Whitall Tatum drops the "&"...
by Tracy Gerken, 07/20
An important fact for collectors to remember which has also been stated elsewhere on this website, Whitall Tatum drops the "&" in 1901, thus changing the name of the company from Whitall Tatum & Company to Whitall Tatum Company. This fact can be important in dating glassware produced by the company. Please see the two photos presented below. Both are examples of Whitall Tatum's Number 40 Graduated Medicine Spoon, however the first, older spoon sports the W.T. & Co. logo (note how the "&" resides on the first arm of the letter "W" of the W.T. monogram and "Co." resides on the second arm of the letter "W"). In the second photo of the later spoon, the "&" is missing and the letter "C" resides on the first arm of the letter "W" of the W.T. monogram and the letter "O" resides on the second arm of the letter "W," spelling CO (the abbreviation for the word company). A bit of the company's history is quoted here from www.glassbottlemarks.com,
"The first glass factory in Millville was built in 1806 on the banks of the Maurice River by James Lee along with several other men. Thereafter the factory went through a puzzling succession of ownerships, including Gideon Scull (by 1814); Nathaniel Solomon; and Burgin, Wood & Bodine.
"In 1838, at which time the glassworks was then known as the “Phoenix Glass Works”, Captain John M. Whitall entered the business in partnership with G.M.Haverstick and William Scattergood. Shortly afterward, the firm name became Scattergood & Whitall after the retirement of Haverstick. Franklin Whitall, John’s brother, then joined the firm in 1845. In 1848 the name of the firm became “Whitall, Brother & Company” after Edward Tatum became involved. In 1857 the name was again changed to “Whitall Tatum & Company”, and finally in 1901, to “Whitall Tatum Company” which was the name used until 1938 when the works were bought by Armstrong.

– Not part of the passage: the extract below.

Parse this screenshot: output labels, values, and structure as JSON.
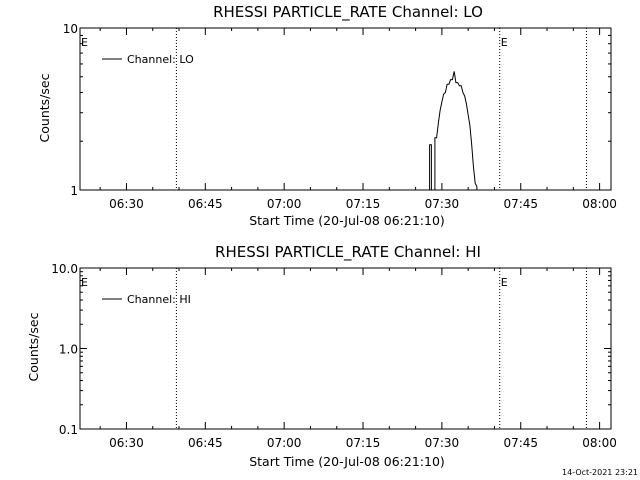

"There were two locations used by Whitall Tatum, first the original site (upper works) located in Millville proper, and later the “lower works” in South Millville (formerly known as Schetterville). Eventually the South Millville site would become the center of activity for the glassworks.
"Whitall Tatum produced very large quantities of bottles and fruit jars throughout much of the mid- and late 19th century. Pharmacy, druggist, barber, perfume, chemical and other types of bottles in various colors and styles were produced, and some of them are now avidly sought by antique bottle collectors.

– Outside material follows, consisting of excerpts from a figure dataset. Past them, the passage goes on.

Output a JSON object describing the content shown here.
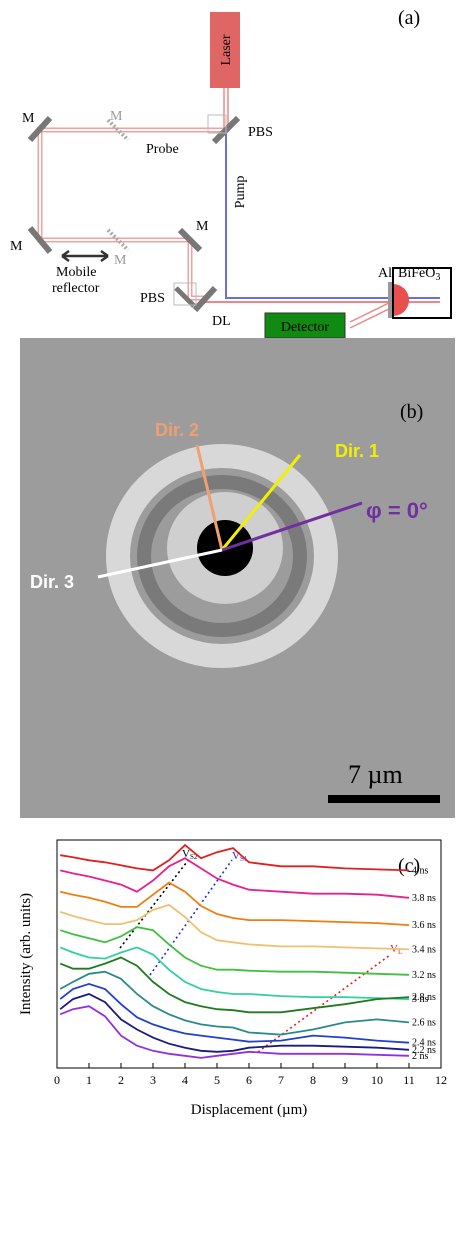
{
  "panel_a": {
    "label": "(a)",
    "laser": "Laser",
    "mirrors": [
      "M",
      "M",
      "M",
      "M",
      "M"
    ],
    "pbs": [
      "PBS",
      "PBS"
    ],
    "probe": "Probe",
    "pump": "Pump",
    "mobile_reflector": [
      "Mobile",
      "reflector"
    ],
    "dl": "DL",
    "detector": "Detector",
    "al": "Al",
    "sample": {
      "main": "BiFeO",
      "sub": "3"
    }
  },
  "panel_b": {
    "label": "(b)",
    "directions": [
      "Dir. 1",
      "Dir. 2",
      "Dir. 3"
    ],
    "phi": "φ = 0°",
    "scale": "7 µm"
  },
  "chart_data": {
    "type": "line",
    "panel_label": "(c)",
    "xlabel": "Displacement (µm)",
    "ylabel": "Intensity (arb. units)",
    "x": [
      0.1,
      0.5,
      1,
      1.5,
      2,
      2.5,
      3,
      3.5,
      4,
      4.5,
      5,
      5.5,
      6,
      7,
      8,
      9,
      10,
      11
    ],
    "xlim": [
      0,
      12
    ],
    "xticks": [
      0,
      1,
      2,
      3,
      4,
      5,
      6,
      7,
      8,
      9,
      10,
      11,
      12
    ],
    "ylim": [
      0,
      22.5
    ],
    "series": [
      {
        "name": "4 ns",
        "color": "#e02020",
        "values": [
          21.0,
          20.8,
          20.5,
          20.3,
          20.0,
          19.7,
          19.5,
          20.5,
          22.0,
          20.7,
          21.3,
          21.7,
          20.3,
          19.9,
          19.9,
          19.7,
          19.6,
          19.5
        ]
      },
      {
        "name": "3.8 ns",
        "color": "#e8208c",
        "values": [
          19.5,
          19.2,
          18.9,
          18.5,
          18.1,
          17.4,
          18.5,
          19.9,
          20.7,
          19.7,
          18.7,
          18.1,
          17.6,
          17.4,
          17.2,
          17.2,
          17.1,
          16.8
        ]
      },
      {
        "name": "3.6 ns",
        "color": "#f07d10",
        "values": [
          17.4,
          17.1,
          16.8,
          16.4,
          15.9,
          15.9,
          17.1,
          18.3,
          17.4,
          16.0,
          15.2,
          14.8,
          14.6,
          14.6,
          14.5,
          14.4,
          14.3,
          14.1
        ]
      },
      {
        "name": "3.4 ns",
        "color": "#f0c070",
        "values": [
          15.4,
          15.0,
          14.6,
          14.2,
          14.2,
          14.6,
          15.6,
          16.1,
          14.9,
          13.4,
          12.6,
          12.4,
          12.2,
          12.0,
          12.0,
          11.9,
          11.8,
          11.7
        ]
      },
      {
        "name": "3.2 ns",
        "color": "#40c040",
        "values": [
          13.6,
          13.2,
          12.8,
          12.4,
          13.0,
          13.9,
          13.6,
          12.2,
          10.9,
          10.1,
          9.7,
          9.7,
          9.6,
          9.5,
          9.5,
          9.4,
          9.3,
          9.2
        ]
      },
      {
        "name": "3 ns",
        "color": "#30d0a0",
        "values": [
          11.9,
          11.4,
          10.9,
          10.8,
          11.4,
          11.9,
          11.2,
          9.7,
          8.5,
          7.8,
          7.5,
          7.3,
          7.3,
          7.1,
          7.0,
          7.0,
          6.9,
          6.8
        ]
      },
      {
        "name": "2.8 ns",
        "color": "#207a20",
        "values": [
          10.3,
          9.8,
          9.8,
          10.3,
          10.9,
          10.1,
          8.5,
          7.3,
          6.5,
          6.1,
          5.8,
          5.7,
          5.5,
          5.5,
          5.9,
          6.3,
          6.8,
          7.0
        ]
      },
      {
        "name": "2.6 ns",
        "color": "#2a8a8a",
        "values": [
          7.8,
          8.5,
          9.3,
          9.5,
          8.8,
          7.3,
          6.1,
          5.3,
          4.7,
          4.3,
          4.1,
          4.0,
          3.5,
          3.3,
          3.8,
          4.5,
          4.8,
          4.5
        ]
      },
      {
        "name": "2.4 ns",
        "color": "#2040d0",
        "values": [
          6.8,
          7.8,
          8.3,
          7.8,
          6.3,
          5.0,
          4.3,
          3.8,
          3.4,
          3.2,
          3.0,
          2.8,
          2.6,
          2.7,
          3.2,
          3.0,
          2.7,
          2.5
        ]
      },
      {
        "name": "2.2 ns",
        "color": "#1a1a80",
        "values": [
          5.8,
          6.8,
          7.3,
          6.5,
          4.8,
          3.8,
          3.0,
          2.4,
          2.0,
          1.7,
          1.6,
          1.7,
          2.0,
          2.2,
          2.2,
          2.1,
          2.0,
          1.8
        ]
      },
      {
        "name": "2 ns",
        "color": "#9030e0",
        "values": [
          5.3,
          5.8,
          6.1,
          5.1,
          3.2,
          2.2,
          1.7,
          1.4,
          1.2,
          1.0,
          1.2,
          1.4,
          1.6,
          1.4,
          1.4,
          1.4,
          1.3,
          1.2
        ]
      }
    ],
    "annotations": [
      {
        "main": "V",
        "sub": "S2"
      },
      {
        "main": "V",
        "sub": "S1"
      },
      {
        "main": "V",
        "sub": "L"
      }
    ]
  }
}
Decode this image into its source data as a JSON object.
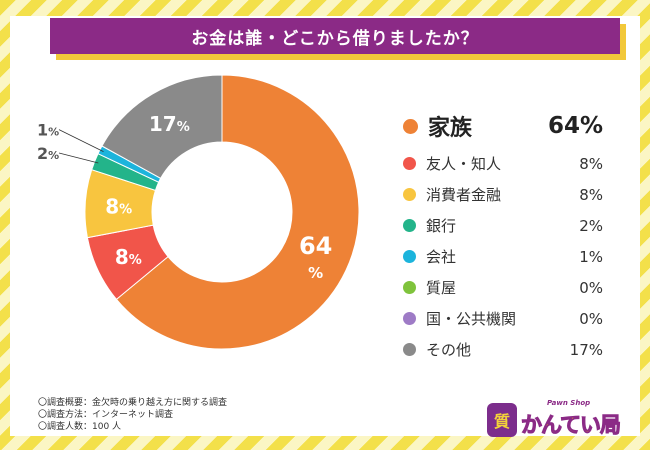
{
  "title": "お金は誰・どこから借りましたか？",
  "chart_data": {
    "type": "pie",
    "title": "お金は誰・どこから借りましたか？",
    "categories": [
      "家族",
      "友人・知人",
      "消費者金融",
      "銀行",
      "会社",
      "質屋",
      "国・公共機関",
      "その他"
    ],
    "values": [
      64,
      8,
      8,
      2,
      1,
      0,
      0,
      17
    ],
    "value_labels": [
      "64%",
      "8%",
      "8%",
      "2%",
      "1%",
      "0%",
      "0%",
      "17%"
    ],
    "colors": [
      "#ee8236",
      "#f1554a",
      "#f8c53f",
      "#23b48a",
      "#1cb4dc",
      "#7fc33c",
      "#9e7bc6",
      "#8a8a8a"
    ],
    "style": "donut"
  },
  "notes": [
    "〇調査概要：金欠時の乗り越え方に関する調査",
    "〇調査方法：インターネット調査",
    "〇調査人数：100 人"
  ],
  "logo": {
    "badge": "質",
    "name": "かんてい局",
    "subtitle": "Pawn Shop"
  }
}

"W-T is especially well-known for the production of tremendous quantities of prescription bottles, blown for hundreds of local druggists/pharmacies across the country, embossed with their names and addresses using interchangeable slug plates inserted into the mold. Most of those types of druggist bottles marked “W.T. & Co.” on the base generally date from approximately 1875 to around 1901, and are most frequently found in a good-quality clear (colorless) glass. Less commonly-seen are examples found in a beautiful rich teal green glass, as well as cobalt blue.
"After the firm name was changed to “Whitall Tatum Company” in 1901, the marking on bottle molds was changed slightly to “W.T.CO.” That marking is estimated to have been in use from about 1901 to approximately 1924, although I am sure there was an overlap of a few years when the new mark was being phased in and the “old” mark was removed/re-tooled on molds already in use.
"Many of their pharmacy bottles have a letter or letters embossed (along with the “W.T.CO”) on the base which were typically mold identification marks (not date codes)."